Ta asertywność to dyplomatyczne określenie. Używa się go w Japonii, gdzie we wtorek doszło do spotkania szefów dyplomacji państw grupy zwanej Quad. Oprócz kraju gospodarza należą do niej USA, Indie i Australia. Czyli pierwsza, trzecia, piąta i czternasta gospodarka świata, wszystkie odróżniające się od Chin demokracją.
Konflikt USA z Chinami to najważniejsze starcie geopolityczne naszych czasów. Ale wszystkie cztery kraje z zaniepokojeniem patrzą na coraz agresywniejsze poczynania Pekinu. Dlatego Quad nagle ożył. Powstał w 2007 roku, ale przez dekadę tkwił w uśpieniu. Najbardziej wstrzemięźliwe były Indie, uprawiające kult niezaangażowania, unikające sojuszy. W tym roku, gdy doszło do starć granicznych z Chinami, zaczęły zmieniać zdanie. Dziennik „Times of India" sugeruje, że Chinom udało się do tego stopnia zjednoczyć cztery kraje przeciwko sobie, że mogą w przyszłości utworzyć „coś na kształt NATO". Na razie jest mowa o wspólnym stawieniu czoła Chińczykom w dziedzinie technologii 5G. A także o współpracy marynarek wojennych – Chiny swoją asertywność chętnie demonstrują na morzach.
Najmniej ludna w grupie i pozornie odległa od Chin, Australia, stała się w tym roku celem ostrego handlowego uderzenia z ich strony. To kara przede wszystkim za wezwanie do niezależnego śledztwa w sprawie źródeł pandemii koronawirusa, która rozeszła się po świecie z Chin.

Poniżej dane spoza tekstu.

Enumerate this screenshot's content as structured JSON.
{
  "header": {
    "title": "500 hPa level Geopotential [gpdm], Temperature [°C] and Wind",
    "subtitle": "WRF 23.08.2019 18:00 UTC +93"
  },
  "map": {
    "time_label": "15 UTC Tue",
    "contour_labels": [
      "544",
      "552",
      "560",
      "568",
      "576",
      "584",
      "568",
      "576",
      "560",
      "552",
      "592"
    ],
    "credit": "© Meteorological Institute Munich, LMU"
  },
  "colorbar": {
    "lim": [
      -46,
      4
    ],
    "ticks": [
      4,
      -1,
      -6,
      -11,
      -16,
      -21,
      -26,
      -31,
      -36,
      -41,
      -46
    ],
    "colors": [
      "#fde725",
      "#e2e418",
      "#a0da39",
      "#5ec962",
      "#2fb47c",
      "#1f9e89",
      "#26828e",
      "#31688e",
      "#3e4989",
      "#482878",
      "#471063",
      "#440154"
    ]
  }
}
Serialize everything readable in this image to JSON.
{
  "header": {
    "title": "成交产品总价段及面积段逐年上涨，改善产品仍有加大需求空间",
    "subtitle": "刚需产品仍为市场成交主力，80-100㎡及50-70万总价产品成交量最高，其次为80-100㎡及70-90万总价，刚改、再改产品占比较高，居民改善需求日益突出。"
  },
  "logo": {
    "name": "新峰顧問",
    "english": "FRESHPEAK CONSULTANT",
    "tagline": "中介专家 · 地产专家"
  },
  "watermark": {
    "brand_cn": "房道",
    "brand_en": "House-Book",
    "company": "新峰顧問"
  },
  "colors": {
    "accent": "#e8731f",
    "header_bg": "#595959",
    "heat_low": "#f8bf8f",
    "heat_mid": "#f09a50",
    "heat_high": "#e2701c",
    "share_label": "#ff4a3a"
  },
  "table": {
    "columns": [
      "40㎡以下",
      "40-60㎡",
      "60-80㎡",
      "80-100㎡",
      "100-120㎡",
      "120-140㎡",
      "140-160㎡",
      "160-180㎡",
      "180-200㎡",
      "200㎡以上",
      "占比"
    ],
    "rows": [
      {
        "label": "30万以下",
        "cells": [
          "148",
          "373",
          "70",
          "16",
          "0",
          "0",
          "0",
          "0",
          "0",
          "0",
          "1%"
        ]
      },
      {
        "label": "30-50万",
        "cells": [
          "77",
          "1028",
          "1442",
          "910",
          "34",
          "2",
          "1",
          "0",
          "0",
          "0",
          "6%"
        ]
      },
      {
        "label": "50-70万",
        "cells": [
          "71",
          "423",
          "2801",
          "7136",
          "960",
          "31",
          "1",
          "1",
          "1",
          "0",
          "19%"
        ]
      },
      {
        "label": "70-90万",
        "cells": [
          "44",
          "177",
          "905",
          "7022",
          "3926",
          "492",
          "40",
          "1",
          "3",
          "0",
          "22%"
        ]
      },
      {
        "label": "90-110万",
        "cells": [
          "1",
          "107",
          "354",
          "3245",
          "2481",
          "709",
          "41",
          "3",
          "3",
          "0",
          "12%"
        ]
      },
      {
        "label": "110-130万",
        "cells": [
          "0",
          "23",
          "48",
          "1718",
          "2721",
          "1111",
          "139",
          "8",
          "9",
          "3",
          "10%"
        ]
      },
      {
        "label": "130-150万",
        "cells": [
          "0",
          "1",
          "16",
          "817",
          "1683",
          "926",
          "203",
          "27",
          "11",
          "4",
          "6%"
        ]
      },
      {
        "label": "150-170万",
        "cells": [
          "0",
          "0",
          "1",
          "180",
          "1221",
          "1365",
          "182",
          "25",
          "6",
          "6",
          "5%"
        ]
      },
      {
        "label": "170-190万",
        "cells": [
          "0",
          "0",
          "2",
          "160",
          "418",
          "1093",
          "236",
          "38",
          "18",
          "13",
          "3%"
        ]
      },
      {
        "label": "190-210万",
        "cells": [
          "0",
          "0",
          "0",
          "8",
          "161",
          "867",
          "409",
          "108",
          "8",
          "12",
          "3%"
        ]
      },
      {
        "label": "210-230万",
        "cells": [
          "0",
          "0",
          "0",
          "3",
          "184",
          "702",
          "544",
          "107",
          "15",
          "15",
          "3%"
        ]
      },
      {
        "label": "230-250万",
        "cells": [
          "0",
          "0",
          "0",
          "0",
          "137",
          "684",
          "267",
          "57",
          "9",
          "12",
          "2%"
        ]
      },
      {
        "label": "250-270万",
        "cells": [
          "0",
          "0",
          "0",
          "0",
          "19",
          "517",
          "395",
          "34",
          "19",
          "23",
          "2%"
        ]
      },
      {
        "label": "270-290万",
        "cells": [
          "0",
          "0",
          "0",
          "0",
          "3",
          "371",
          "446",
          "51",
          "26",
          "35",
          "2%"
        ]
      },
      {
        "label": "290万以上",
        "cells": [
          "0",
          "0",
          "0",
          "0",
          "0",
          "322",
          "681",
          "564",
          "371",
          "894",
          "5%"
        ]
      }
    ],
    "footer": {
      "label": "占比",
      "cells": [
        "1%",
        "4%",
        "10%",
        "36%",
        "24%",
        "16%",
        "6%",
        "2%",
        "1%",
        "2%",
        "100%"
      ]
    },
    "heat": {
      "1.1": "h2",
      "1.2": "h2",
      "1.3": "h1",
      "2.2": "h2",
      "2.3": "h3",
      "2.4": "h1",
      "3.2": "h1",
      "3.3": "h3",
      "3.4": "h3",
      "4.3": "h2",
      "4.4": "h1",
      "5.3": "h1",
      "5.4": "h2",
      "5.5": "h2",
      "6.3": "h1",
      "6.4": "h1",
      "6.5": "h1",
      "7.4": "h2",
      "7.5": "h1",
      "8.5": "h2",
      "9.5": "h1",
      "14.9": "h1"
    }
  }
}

Przed wyjazdem na spotkanie do Tokio minister spraw zagranicznych Marise Payne napisała, jak ważne dla interesów Australii jest to spotkanie z szefami dyplomacji krajów, które „podobnie myślą" o stabilności regionu. Ale nie wspomniała słowem o Chinach. Według dziennika „Sydney Morning Herald" Pekin w ostatniej chwili zmienił taktykę wobec Canberry i próbuje przeprowadzić reset w stosunkach dwustronnych.
Chinom od początku nie podobał się pomysł Quadu (to skrót pierwszego słowa z pełnej angielskojęzycznej wersji nazwy – Czterostronny Dialog o Bezpieczeństwie). Kilka dni temu rzecznik chińskiego MSZ nazwał go „ekskluzywną kliką", wykluczającą i szkodzącą „interesom stron trzecich". Pekin, co może dziwić, opowiada się tym razem za otwartością i przejrzystością.